Enter the Alberta Sepsis Network, a team of 25 researchers from the universities of Calgary, Alberta, Lethbridge, and Toronto. The network includes both basic researchers—immune experts, microbiologists, and biochemists—and bedside physicians such as infectious-disease specialists and intensive-care doctors.

Rather than looking for a blockbuster drug to treat sepsis—the strategy that has been pursued for decades—the research team believes that understanding the complexity of sepsis will provide clues to more effective treatment. Sepsis can be caused by many different bacteria, and each of these can provoke a different immune response. This immune reaction causes inflammation throughout the body, which can lead to irreparable organ damage. The critical step, therefore, is to stop the inflammation as soon as possible: identify the infection early, and treat it quickly with the appropriate antibiotics, along with intravenous fluids and other therapies aimed at reducing inflammation and organ damage.

This is easier said than done, notes Dr. Doig. "Often it's not immediately obvious that a patient has an infection, because they don't have typical symptoms. And even when sepsis is diagnosed, we frequently don't know the actual cause. Is that right-side pain from a bacterium in the urinary tract or from pneumonia? To complicate matters, microbiological tests for bacteria often come back negative, even though we know there is infection somewhere. We need to look more closely at the immune response in septic patients."

The team plans to collect blood samples from children and adults with serious infections that lead to severe sepsis or septic shock (when the infection leads to life-threatening low blood pressure). The blood samples will be analyzed using the "new science" of metabolomics. It uses nuclear magnetic resonance (NMR) technology to rapidly identify metabolites (the waste products of chemical reactions in the cell). In this case, metabolomic analysis will look for the chemical fingerprints of the infection and the cell's immune response. All the information gained from metabolomic analysis will be placed in a province-wide database. Once enough data is collected, it should be possible to identify common features and patterns among groups of patients.

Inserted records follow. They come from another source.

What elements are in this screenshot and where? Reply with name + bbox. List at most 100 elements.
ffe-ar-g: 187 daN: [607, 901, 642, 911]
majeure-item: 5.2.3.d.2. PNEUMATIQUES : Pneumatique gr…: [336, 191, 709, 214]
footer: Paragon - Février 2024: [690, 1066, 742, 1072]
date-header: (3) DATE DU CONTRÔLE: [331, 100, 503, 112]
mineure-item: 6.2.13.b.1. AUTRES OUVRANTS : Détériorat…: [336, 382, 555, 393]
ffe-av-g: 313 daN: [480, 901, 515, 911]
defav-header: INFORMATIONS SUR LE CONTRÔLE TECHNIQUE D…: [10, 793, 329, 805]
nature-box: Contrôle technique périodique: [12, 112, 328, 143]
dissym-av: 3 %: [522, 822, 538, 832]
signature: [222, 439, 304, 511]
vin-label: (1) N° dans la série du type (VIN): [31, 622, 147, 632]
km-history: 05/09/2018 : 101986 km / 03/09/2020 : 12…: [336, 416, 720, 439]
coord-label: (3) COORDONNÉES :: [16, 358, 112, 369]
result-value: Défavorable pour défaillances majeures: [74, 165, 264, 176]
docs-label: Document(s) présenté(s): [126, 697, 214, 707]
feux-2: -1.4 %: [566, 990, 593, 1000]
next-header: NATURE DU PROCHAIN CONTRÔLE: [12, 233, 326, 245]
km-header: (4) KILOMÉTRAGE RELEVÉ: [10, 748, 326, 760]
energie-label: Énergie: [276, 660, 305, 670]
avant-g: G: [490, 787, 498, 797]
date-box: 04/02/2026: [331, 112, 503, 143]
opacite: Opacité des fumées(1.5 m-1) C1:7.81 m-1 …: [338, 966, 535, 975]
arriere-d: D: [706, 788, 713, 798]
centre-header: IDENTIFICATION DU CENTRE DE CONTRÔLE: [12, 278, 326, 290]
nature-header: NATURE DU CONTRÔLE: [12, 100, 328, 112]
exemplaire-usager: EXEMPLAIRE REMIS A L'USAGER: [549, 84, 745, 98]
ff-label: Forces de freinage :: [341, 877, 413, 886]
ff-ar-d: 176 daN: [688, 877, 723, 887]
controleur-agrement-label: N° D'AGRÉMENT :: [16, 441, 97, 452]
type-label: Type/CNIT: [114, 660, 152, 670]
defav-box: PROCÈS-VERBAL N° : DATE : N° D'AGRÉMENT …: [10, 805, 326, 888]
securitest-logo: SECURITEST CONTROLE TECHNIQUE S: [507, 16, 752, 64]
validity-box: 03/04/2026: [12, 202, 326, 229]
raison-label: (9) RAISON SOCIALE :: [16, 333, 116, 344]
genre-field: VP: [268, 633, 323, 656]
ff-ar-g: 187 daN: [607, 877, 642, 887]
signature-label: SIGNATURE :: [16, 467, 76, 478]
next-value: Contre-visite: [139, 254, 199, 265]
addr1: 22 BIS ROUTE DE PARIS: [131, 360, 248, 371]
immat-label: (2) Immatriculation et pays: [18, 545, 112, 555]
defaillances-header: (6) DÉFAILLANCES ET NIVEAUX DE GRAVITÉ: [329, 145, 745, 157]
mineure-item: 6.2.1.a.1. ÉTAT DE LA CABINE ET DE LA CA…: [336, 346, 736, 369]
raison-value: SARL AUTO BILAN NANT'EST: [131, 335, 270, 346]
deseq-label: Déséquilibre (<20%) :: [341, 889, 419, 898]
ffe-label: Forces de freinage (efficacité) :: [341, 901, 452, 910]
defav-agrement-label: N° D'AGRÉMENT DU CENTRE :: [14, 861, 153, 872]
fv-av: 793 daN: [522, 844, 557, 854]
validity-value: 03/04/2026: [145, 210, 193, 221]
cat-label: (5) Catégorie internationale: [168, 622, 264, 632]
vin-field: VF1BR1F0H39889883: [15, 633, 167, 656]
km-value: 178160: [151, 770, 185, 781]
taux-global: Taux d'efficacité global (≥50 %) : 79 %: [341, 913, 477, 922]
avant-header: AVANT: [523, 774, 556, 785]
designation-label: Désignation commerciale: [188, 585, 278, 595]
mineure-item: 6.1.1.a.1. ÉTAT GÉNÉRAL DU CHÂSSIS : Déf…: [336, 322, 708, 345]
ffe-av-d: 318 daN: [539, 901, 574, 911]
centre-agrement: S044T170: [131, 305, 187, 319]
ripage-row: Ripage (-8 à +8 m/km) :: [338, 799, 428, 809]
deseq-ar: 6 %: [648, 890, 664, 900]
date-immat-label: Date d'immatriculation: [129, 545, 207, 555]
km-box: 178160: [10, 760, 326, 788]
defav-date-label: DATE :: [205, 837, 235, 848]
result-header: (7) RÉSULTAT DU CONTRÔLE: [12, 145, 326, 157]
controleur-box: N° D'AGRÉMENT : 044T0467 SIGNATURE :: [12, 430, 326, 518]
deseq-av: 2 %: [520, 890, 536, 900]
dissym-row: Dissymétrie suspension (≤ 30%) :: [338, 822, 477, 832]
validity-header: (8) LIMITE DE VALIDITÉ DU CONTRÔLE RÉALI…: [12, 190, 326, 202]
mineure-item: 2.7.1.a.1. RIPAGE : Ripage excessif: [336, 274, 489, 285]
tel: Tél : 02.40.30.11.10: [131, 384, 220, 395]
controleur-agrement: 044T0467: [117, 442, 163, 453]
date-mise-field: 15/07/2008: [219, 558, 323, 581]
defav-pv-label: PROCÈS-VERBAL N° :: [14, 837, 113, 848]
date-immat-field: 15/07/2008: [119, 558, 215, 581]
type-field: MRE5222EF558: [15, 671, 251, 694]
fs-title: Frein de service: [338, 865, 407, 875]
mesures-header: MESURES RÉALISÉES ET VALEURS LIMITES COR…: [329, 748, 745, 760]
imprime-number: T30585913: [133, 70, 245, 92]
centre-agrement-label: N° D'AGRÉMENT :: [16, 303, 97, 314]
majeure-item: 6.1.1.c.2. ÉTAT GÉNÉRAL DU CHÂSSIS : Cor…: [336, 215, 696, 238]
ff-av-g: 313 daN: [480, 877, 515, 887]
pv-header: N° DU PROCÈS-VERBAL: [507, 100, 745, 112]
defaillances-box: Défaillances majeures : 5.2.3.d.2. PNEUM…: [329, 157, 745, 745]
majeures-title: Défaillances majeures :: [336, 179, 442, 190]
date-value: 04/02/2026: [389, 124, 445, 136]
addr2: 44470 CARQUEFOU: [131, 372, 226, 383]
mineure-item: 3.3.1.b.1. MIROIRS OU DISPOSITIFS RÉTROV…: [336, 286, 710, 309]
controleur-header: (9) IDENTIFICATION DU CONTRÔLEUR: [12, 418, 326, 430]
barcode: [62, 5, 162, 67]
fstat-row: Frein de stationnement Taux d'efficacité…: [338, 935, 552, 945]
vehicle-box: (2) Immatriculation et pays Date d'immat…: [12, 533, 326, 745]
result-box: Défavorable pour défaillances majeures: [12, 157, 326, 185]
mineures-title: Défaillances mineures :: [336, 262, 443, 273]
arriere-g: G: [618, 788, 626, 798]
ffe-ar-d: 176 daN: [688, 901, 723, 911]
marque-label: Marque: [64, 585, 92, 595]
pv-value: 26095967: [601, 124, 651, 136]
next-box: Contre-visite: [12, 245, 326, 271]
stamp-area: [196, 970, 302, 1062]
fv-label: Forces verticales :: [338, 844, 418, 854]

AHFMR Scientist Dr. Paul Kubes, a basic scientist who studies infection and inflammation, is convinced that this information will lead to better treatment of sepsis. "To date, clinical trials for sepsis drugs have been unsuccessful because, I believe, they are looking for a single drug for all septic patients. Think of cancer; we don't use one drug for all kinds of cancer. We want to use a similar approach to sepsis. The good news is that we don't need to find new drugs. I know from my laboratory work that there are already drugs that should work in certain types of patients. Our goal is to identify the main subgroups of patients. Then we can start clinical trials of drugs in specific subgroups of patients."

For Dr. Ari Joffe, a pediatric intensive-care unit (ICU) physician at the University of Alberta Hospital, one advantage of the database is that it will provide information on both adults and children. "With greater numbers and greater diversity in the patients we enrol, we increase our chances of finding differences among patients that may be associated with how well they respond to treatment. From my perspective in the ICU, one key outcome would be the ability to quickly identify patients who are likely to have severe sepsis, so we can start treatment early. I can't emphasize enough how important this is. In the case of the little boy with appendicitis, it could have been the difference between life and death."